Télémédecine et déserts médicaux

Plusieurs Sdis mettent en place des expérimentations qui sont rendues possibles par les derniers progrès technologiques. On voit ainsi apparaître depuis ces dernières années des télétransmissions d’ECG, parfois réalisées par les SP eux-mêmes, comme en Corrèze ; des tablettes numériques dans les VSAV pour la transmission automatique des bilans ; des accès au dossier médical partagé, ou encore l’utilisation de PISU (Protocoles infirmiers de soins d’urgence) par voie de télémédecine et non plus seulement comme prescriptions anticipées. Certains Sdis poursuivent les expérimentations sur la mise en place de nouveaux gestes. Le Sdis 02 travaille avec le SSSM dans la prise en charge de la douleur, et utilise aujourd’hui du Penthrox, après avoir testé la morphine et l’hypnose.

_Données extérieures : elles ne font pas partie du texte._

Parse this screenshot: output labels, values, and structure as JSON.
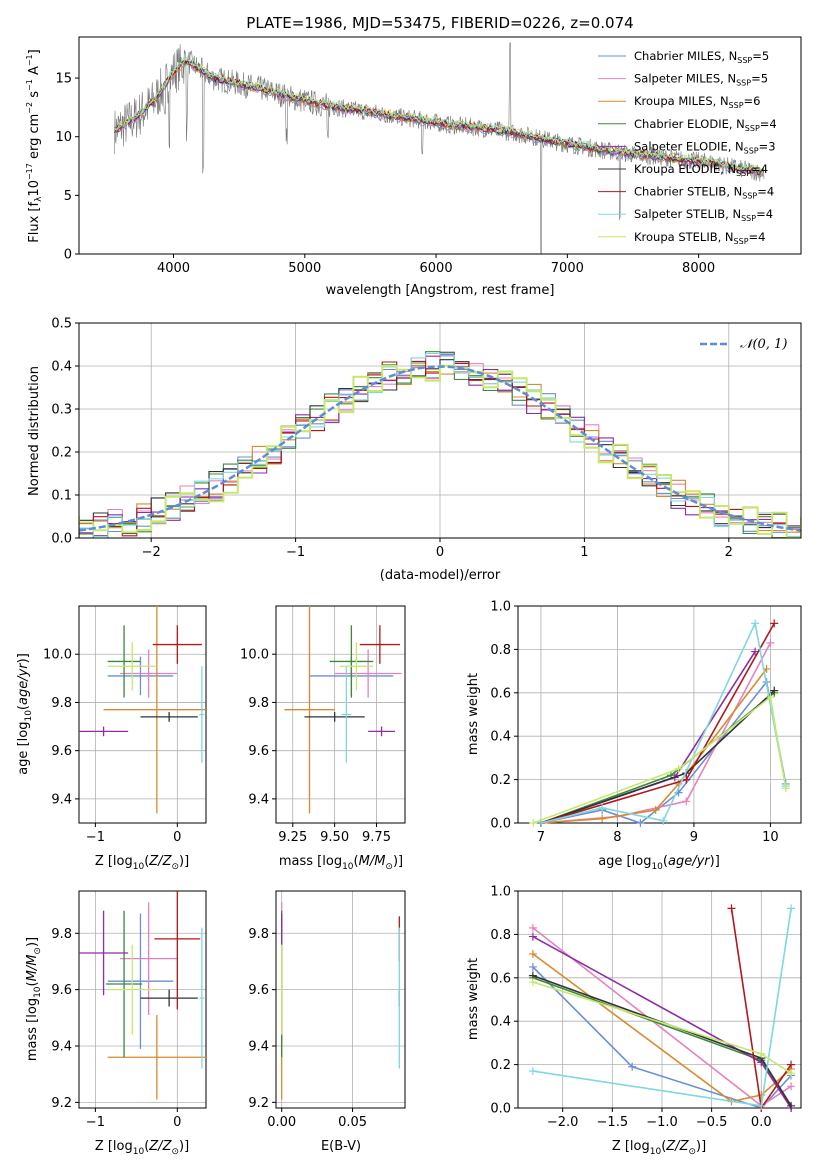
{
  "colors": [
    "#6a8fd6",
    "#e582bd",
    "#d98a2e",
    "#3b8a3b",
    "#8e2ca6",
    "#333333",
    "#b3171b",
    "#7fd7e0",
    "#c5e86c"
  ],
  "chart_data": [
    {
      "id": "spectrum",
      "type": "line",
      "title": "PLATE=1986, MJD=53475, FIBERID=0226, z=0.074",
      "xlabel": "wavelength [Angstrom, rest frame]",
      "ylabel": "Flux [fλ10⁻¹⁷ erg cm⁻² s⁻¹ A⁻¹]",
      "xlim": [
        3280,
        8780
      ],
      "ylim": [
        0,
        18.5
      ],
      "xticks": [
        4000,
        5000,
        6000,
        7000,
        8000
      ],
      "yticks": [
        0,
        5,
        10,
        15
      ],
      "legend_position": "top-right",
      "data_continuum": {
        "x": [
          3550,
          3700,
          3850,
          4000,
          4100,
          4300,
          4500,
          4700,
          4900,
          5100,
          5300,
          5500,
          5700,
          5900,
          6100,
          6300,
          6500,
          6700,
          6900,
          7100,
          7300,
          7500,
          7700,
          7900,
          8100,
          8300,
          8500
        ],
        "y": [
          10.5,
          11.5,
          13.0,
          15.5,
          16.5,
          15.0,
          14.5,
          14.0,
          13.3,
          12.8,
          12.4,
          12.1,
          11.7,
          11.4,
          11.0,
          10.8,
          10.5,
          10.1,
          9.6,
          9.2,
          8.8,
          8.5,
          8.3,
          8.0,
          7.8,
          7.3,
          6.9
        ]
      },
      "model_legend": [
        "Chabrier MILES, N_SSP=5",
        "Salpeter MILES, N_SSP=5",
        "Kroupa MILES, N_SSP=6",
        "Chabrier ELODIE, N_SSP=4",
        "Salpeter ELODIE, N_SSP=3",
        "Kroupa ELODIE, N_SSP=4",
        "Chabrier STELIB, N_SSP=4",
        "Salpeter STELIB, N_SSP=4",
        "Kroupa STELIB, N_SSP=4"
      ]
    },
    {
      "id": "residuals",
      "type": "step",
      "xlabel": "(data-model)/error",
      "ylabel": "Normed distribution",
      "xlim": [
        -2.5,
        2.5
      ],
      "ylim": [
        0,
        0.5
      ],
      "xticks": [
        -2,
        -1,
        0,
        1,
        2
      ],
      "yticks": [
        0.0,
        0.1,
        0.2,
        0.3,
        0.4,
        0.5
      ],
      "reference_curve": "N(0,1)",
      "legend_position": "top-right"
    },
    {
      "id": "age_vs_Z",
      "type": "errorbar",
      "xlabel": "Z [log10(Z/Z⊙)]",
      "ylabel": "age  [log10(age/yr)]",
      "xlim": [
        -1.2,
        0.35
      ],
      "ylim": [
        9.3,
        10.2
      ],
      "xticks": [
        -1,
        0
      ],
      "yticks": [
        9.4,
        9.6,
        9.8,
        10.0
      ],
      "points": [
        {
          "x": -0.45,
          "y": 9.91,
          "xerr": 0.4,
          "yerr": 0.08,
          "c": 0
        },
        {
          "x": -0.35,
          "y": 9.92,
          "xerr": 0.35,
          "yerr": 0.1,
          "c": 1
        },
        {
          "x": -0.25,
          "y": 9.77,
          "xerr": 0.65,
          "yerr": 0.43,
          "c": 2
        },
        {
          "x": -0.65,
          "y": 9.97,
          "xerr": 0.2,
          "yerr": 0.15,
          "c": 3
        },
        {
          "x": -0.9,
          "y": 9.68,
          "xerr": 0.3,
          "yerr": 0.02,
          "c": 4
        },
        {
          "x": -0.1,
          "y": 9.74,
          "xerr": 0.35,
          "yerr": 0.02,
          "c": 5
        },
        {
          "x": 0.0,
          "y": 10.04,
          "xerr": 0.3,
          "yerr": 0.08,
          "c": 6
        },
        {
          "x": 0.3,
          "y": 9.75,
          "xerr": 0.03,
          "yerr": 0.2,
          "c": 7
        },
        {
          "x": -0.55,
          "y": 9.95,
          "xerr": 0.3,
          "yerr": 0.1,
          "c": 8
        }
      ]
    },
    {
      "id": "age_vs_mass",
      "type": "errorbar",
      "xlabel": "mass [log10(M/M⊙)]",
      "ylabel": "",
      "xlim": [
        9.15,
        9.92
      ],
      "ylim": [
        9.3,
        10.2
      ],
      "xticks": [
        9.25,
        9.5,
        9.75
      ],
      "yticks": [
        9.4,
        9.6,
        9.8,
        10.0
      ],
      "points": [
        {
          "x": 9.6,
          "y": 9.91,
          "xerr": 0.25,
          "yerr": 0.08,
          "c": 0
        },
        {
          "x": 9.7,
          "y": 9.92,
          "xerr": 0.2,
          "yerr": 0.1,
          "c": 1
        },
        {
          "x": 9.35,
          "y": 9.77,
          "xerr": 0.15,
          "yerr": 0.43,
          "c": 2
        },
        {
          "x": 9.6,
          "y": 9.97,
          "xerr": 0.13,
          "yerr": 0.15,
          "c": 3
        },
        {
          "x": 9.78,
          "y": 9.68,
          "xerr": 0.08,
          "yerr": 0.02,
          "c": 4
        },
        {
          "x": 9.5,
          "y": 9.74,
          "xerr": 0.18,
          "yerr": 0.02,
          "c": 5
        },
        {
          "x": 9.77,
          "y": 10.04,
          "xerr": 0.12,
          "yerr": 0.08,
          "c": 6
        },
        {
          "x": 9.57,
          "y": 9.75,
          "xerr": 0.03,
          "yerr": 0.2,
          "c": 7
        },
        {
          "x": 9.63,
          "y": 9.95,
          "xerr": 0.1,
          "yerr": 0.1,
          "c": 8
        }
      ]
    },
    {
      "id": "mass_weight_vs_age",
      "type": "line",
      "xlabel": "age  [log10(age/yr)]",
      "ylabel": "mass weight",
      "xlim": [
        6.7,
        10.4
      ],
      "ylim": [
        0,
        1.0
      ],
      "xticks": [
        7,
        8,
        9,
        10
      ],
      "yticks": [
        0.0,
        0.2,
        0.4,
        0.6,
        0.8,
        1.0
      ],
      "series": [
        {
          "c": 0,
          "x": [
            7.0,
            7.8,
            8.3,
            8.8,
            9.95,
            10.2
          ],
          "y": [
            0.0,
            0.06,
            0.0,
            0.14,
            0.65,
            0.18
          ]
        },
        {
          "c": 1,
          "x": [
            7.0,
            8.0,
            8.9,
            10.0
          ],
          "y": [
            0.0,
            0.03,
            0.1,
            0.83
          ]
        },
        {
          "c": 2,
          "x": [
            7.0,
            7.8,
            8.5,
            8.8,
            9.95
          ],
          "y": [
            0.0,
            0.02,
            0.06,
            0.18,
            0.71
          ]
        },
        {
          "c": 3,
          "x": [
            7.0,
            8.7,
            10.05
          ],
          "y": [
            0.0,
            0.22,
            0.6
          ]
        },
        {
          "c": 4,
          "x": [
            7.0,
            8.75,
            9.8
          ],
          "y": [
            0.0,
            0.21,
            0.79
          ]
        },
        {
          "c": 5,
          "x": [
            7.0,
            8.9,
            10.05
          ],
          "y": [
            0.0,
            0.23,
            0.61
          ]
        },
        {
          "c": 6,
          "x": [
            7.0,
            8.9,
            10.05
          ],
          "y": [
            0.0,
            0.2,
            0.92
          ]
        },
        {
          "c": 7,
          "x": [
            7.0,
            7.8,
            8.6,
            9.8,
            10.2
          ],
          "y": [
            0.0,
            0.07,
            0.01,
            0.92,
            0.17
          ]
        },
        {
          "c": 8,
          "x": [
            6.9,
            8.8,
            10.0,
            10.2
          ],
          "y": [
            0.0,
            0.25,
            0.58,
            0.16
          ]
        }
      ]
    },
    {
      "id": "mass_vs_Z",
      "type": "errorbar",
      "xlabel": "Z [log10(Z/Z⊙)]",
      "ylabel": "mass [log10(M/M⊙)]",
      "xlim": [
        -1.2,
        0.35
      ],
      "ylim": [
        9.18,
        9.95
      ],
      "xticks": [
        -1,
        0
      ],
      "yticks": [
        9.2,
        9.4,
        9.6,
        9.8
      ],
      "points": [
        {
          "x": -0.45,
          "y": 9.63,
          "xerr": 0.4,
          "yerr": 0.24,
          "c": 0
        },
        {
          "x": -0.35,
          "y": 9.71,
          "xerr": 0.35,
          "yerr": 0.2,
          "c": 1
        },
        {
          "x": -0.25,
          "y": 9.36,
          "xerr": 0.6,
          "yerr": 0.15,
          "c": 2
        },
        {
          "x": -0.65,
          "y": 9.62,
          "xerr": 0.22,
          "yerr": 0.26,
          "c": 3
        },
        {
          "x": -0.9,
          "y": 9.73,
          "xerr": 0.3,
          "yerr": 0.15,
          "c": 4
        },
        {
          "x": -0.1,
          "y": 9.57,
          "xerr": 0.35,
          "yerr": 0.03,
          "c": 5
        },
        {
          "x": 0.0,
          "y": 9.78,
          "xerr": 0.28,
          "yerr": 0.25,
          "c": 6
        },
        {
          "x": 0.3,
          "y": 9.57,
          "xerr": 0.03,
          "yerr": 0.25,
          "c": 7
        },
        {
          "x": -0.55,
          "y": 9.6,
          "xerr": 0.3,
          "yerr": 0.16,
          "c": 8
        }
      ]
    },
    {
      "id": "mass_vs_ebv",
      "type": "errorbar",
      "xlabel": "E(B-V)",
      "ylabel": "",
      "xlim": [
        -0.004,
        0.087
      ],
      "ylim": [
        9.18,
        9.95
      ],
      "xticks": [
        0.0,
        0.05
      ],
      "yticks": [
        9.2,
        9.4,
        9.6,
        9.8
      ],
      "points": [
        {
          "x": 0.0,
          "y": 9.63,
          "xerr": 0,
          "yerr": 0.24,
          "c": 0
        },
        {
          "x": 0.0,
          "y": 9.71,
          "xerr": 0,
          "yerr": 0.2,
          "c": 1
        },
        {
          "x": 0.0,
          "y": 9.36,
          "xerr": 0,
          "yerr": 0.15,
          "c": 2
        },
        {
          "x": 0.0,
          "y": 9.62,
          "xerr": 0,
          "yerr": 0.26,
          "c": 3
        },
        {
          "x": 0.0,
          "y": 9.8,
          "xerr": 0,
          "yerr": 0.07,
          "c": 4
        },
        {
          "x": 0.083,
          "y": 9.57,
          "xerr": 0,
          "yerr": 0.03,
          "c": 5
        },
        {
          "x": 0.083,
          "y": 9.78,
          "xerr": 0,
          "yerr": 0.08,
          "c": 6
        },
        {
          "x": 0.083,
          "y": 9.57,
          "xerr": 0,
          "yerr": 0.25,
          "c": 7
        },
        {
          "x": 0.0,
          "y": 9.6,
          "xerr": 0,
          "yerr": 0.16,
          "c": 8
        }
      ]
    },
    {
      "id": "mass_weight_vs_Z",
      "type": "line",
      "xlabel": "Z [log10(Z/Z⊙)]",
      "ylabel": "mass weight",
      "xlim": [
        -2.45,
        0.4
      ],
      "ylim": [
        0,
        1.0
      ],
      "xticks": [
        -2.0,
        -1.5,
        -1.0,
        -0.5,
        0.0
      ],
      "yticks": [
        0.0,
        0.2,
        0.4,
        0.6,
        0.8,
        1.0
      ],
      "series": [
        {
          "c": 0,
          "x": [
            -2.3,
            -1.3,
            0.0,
            0.3
          ],
          "y": [
            0.65,
            0.19,
            0.0,
            0.15
          ]
        },
        {
          "c": 1,
          "x": [
            -2.3,
            0.0,
            0.3
          ],
          "y": [
            0.83,
            0.01,
            0.1
          ]
        },
        {
          "c": 2,
          "x": [
            -2.3,
            -0.3,
            0.0,
            0.3
          ],
          "y": [
            0.71,
            0.03,
            0.06,
            0.18
          ]
        },
        {
          "c": 3,
          "x": [
            -2.3,
            0.0,
            0.3
          ],
          "y": [
            0.6,
            0.22,
            0.0
          ]
        },
        {
          "c": 4,
          "x": [
            -2.3,
            0.0,
            0.3
          ],
          "y": [
            0.79,
            0.21,
            0.0
          ]
        },
        {
          "c": 5,
          "x": [
            -2.3,
            0.0,
            0.3
          ],
          "y": [
            0.61,
            0.23,
            0.01
          ]
        },
        {
          "c": 6,
          "x": [
            -0.3,
            0.0,
            0.3
          ],
          "y": [
            0.92,
            0.0,
            0.2
          ]
        },
        {
          "c": 7,
          "x": [
            -2.3,
            0.0,
            0.3
          ],
          "y": [
            0.17,
            0.01,
            0.92
          ]
        },
        {
          "c": 8,
          "x": [
            -2.3,
            0.0,
            0.3
          ],
          "y": [
            0.58,
            0.25,
            0.16
          ]
        }
      ]
    }
  ]
}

Le Sdis 67 expérimente depuis cinq ans les intubations par l’ensemble des ISP avec du matériel spécifique et adapté. « Aujourd’hui, les déserts médicaux sont partout, observe le colonel Marc Vermeulen, directeur du Sdis 95. Il y a parfois 12 heures d’attente aux urgences dans le Val-d’Oise. » Et la solution, parfois présentée comme miracle, de l’implantation de maisons de santé pose la question du transport des patients jusqu’à cette offre de soins. « Une mission qui pourrait retomber, au moins en partie, sur les Sdis », s’alarme le Dr Didier Pourret, médecin-chef du Sdis 01. Les sapeurs-pompiers seront-ils demain des techniciens du secours d’urgence aux personnes, ou aussi des assistants de la détresse sociale ? Par ces expérimentations, certains Sdis apportent déjà un début de réponse.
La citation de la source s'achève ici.